ROSSELLINI: Well, Jean-Claude Carrière wrote them with Buñuel, and he wrote my one-woman show with me. He’s in his eighties. He looks like a Roman emperor. He’s stupendous. I just had lunch with Laura and she said, “What would you like to do next?” And I said, “I think I’d like two years where I do nothing, so that I can do something, because I like to create.” You need that nothingness. And I have a little farm in the country [in Brookhaven, Long Island], and I’m just filling it in with animals. Five sheep arrived yesterday. Last week, I had four goats. We have bees. And I would like to live close to them to understand them and study at the same time. And out of that knowledge, something new will come out. It will always be about animals.

BATALI: I remember that you were engaging a farmer who lived near you to help you raising the farm.

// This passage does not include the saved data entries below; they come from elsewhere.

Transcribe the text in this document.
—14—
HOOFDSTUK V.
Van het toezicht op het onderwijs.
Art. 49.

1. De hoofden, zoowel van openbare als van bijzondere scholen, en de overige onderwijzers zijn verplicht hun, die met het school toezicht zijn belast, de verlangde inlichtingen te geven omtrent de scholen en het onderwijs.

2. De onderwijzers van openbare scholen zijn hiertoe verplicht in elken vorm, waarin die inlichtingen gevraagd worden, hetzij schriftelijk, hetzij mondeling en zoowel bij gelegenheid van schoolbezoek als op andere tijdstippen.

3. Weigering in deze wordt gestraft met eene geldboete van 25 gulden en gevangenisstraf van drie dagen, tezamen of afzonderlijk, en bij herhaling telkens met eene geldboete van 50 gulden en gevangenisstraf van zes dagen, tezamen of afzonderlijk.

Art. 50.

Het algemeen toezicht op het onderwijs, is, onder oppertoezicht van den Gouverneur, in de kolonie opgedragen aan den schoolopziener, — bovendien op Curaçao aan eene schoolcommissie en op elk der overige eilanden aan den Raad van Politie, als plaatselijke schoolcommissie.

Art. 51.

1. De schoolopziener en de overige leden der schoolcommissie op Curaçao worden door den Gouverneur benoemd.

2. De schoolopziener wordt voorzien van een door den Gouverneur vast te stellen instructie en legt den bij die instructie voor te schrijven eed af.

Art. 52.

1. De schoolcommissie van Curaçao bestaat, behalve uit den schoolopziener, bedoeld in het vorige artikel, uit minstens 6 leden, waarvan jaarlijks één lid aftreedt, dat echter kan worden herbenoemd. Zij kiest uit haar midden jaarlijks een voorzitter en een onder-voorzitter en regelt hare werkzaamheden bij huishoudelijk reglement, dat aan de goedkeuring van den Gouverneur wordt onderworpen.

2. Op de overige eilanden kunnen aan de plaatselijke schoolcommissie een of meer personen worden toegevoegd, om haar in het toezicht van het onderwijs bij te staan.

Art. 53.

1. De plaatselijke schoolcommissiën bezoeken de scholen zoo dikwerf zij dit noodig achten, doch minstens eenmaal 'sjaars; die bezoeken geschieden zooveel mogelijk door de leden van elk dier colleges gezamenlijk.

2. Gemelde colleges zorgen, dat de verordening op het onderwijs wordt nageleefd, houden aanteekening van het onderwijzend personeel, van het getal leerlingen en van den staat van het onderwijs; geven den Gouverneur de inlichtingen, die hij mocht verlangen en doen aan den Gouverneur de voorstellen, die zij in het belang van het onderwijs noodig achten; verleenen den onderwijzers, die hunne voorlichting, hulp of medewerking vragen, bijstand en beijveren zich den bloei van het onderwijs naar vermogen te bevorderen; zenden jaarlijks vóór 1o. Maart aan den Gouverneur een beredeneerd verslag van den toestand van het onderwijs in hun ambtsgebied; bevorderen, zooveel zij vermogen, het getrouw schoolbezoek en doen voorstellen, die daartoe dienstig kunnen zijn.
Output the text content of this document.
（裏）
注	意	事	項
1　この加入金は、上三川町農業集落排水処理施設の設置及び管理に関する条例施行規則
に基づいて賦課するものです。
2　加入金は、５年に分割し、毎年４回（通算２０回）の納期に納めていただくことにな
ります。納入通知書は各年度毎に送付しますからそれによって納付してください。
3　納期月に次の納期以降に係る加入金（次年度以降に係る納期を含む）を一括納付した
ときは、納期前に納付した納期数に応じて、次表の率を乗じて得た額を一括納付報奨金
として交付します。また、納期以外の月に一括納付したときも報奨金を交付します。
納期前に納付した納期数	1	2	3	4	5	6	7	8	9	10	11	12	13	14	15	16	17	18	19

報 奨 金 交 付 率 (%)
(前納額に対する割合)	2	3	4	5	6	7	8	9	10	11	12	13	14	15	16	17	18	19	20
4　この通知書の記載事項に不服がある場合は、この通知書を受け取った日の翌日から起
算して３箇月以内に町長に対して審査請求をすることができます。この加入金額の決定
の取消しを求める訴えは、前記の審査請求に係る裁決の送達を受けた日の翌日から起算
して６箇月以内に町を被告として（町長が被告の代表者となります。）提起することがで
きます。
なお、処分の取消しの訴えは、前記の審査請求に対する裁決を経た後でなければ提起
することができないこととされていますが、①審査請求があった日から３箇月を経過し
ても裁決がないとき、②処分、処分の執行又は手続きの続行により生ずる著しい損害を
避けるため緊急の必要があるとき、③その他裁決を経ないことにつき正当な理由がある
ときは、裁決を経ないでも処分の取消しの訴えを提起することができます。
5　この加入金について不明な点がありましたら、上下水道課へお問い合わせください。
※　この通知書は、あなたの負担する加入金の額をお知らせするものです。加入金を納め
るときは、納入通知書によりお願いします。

ROSSELLINI: Yes! She has all the squash done, the fennel, the onions. And we are already selling a lot of produce to New York and Long Island restaurants, but we want to expand.

BATALI: Put us on your list!

ROSSELLINI: We’d love to. And I’m sorry I won’t be in New York for your foundation’s event, Mario. I’ll be at the Lumière Festival in Lyon, eating and thinking of you in Lyon. [laughs]

BATALI: I can’t imagine a better or more appropriate excuse to not make my event.

MARIO BATALI IS A WORLD-FAMOUS ITALIAN CHEF WITH AN EVER-EXPANDING PORTFOLIO OF RESTAURANTS. HIS LATEST COOKBOOK, TITLED AMERICA FARM TO TABLE, IS OUT NOW.

ISABELLA ROSSELLINI IS CURRENTLY TOURING GREEN PORNO. HER UPCOMING SHOW DATES INCLUDE NOVEMBER 8 IN WASHINGTON, D.C., NOVEMBER 14 IN PHILADELPHIA, NOVEMBER 15 IN MIAMI, NOVEMBER 21 IN PITTSBURGH, FEBRUARY 13-15 IN BOSTON, AND MARCH 8 IN DURHAM.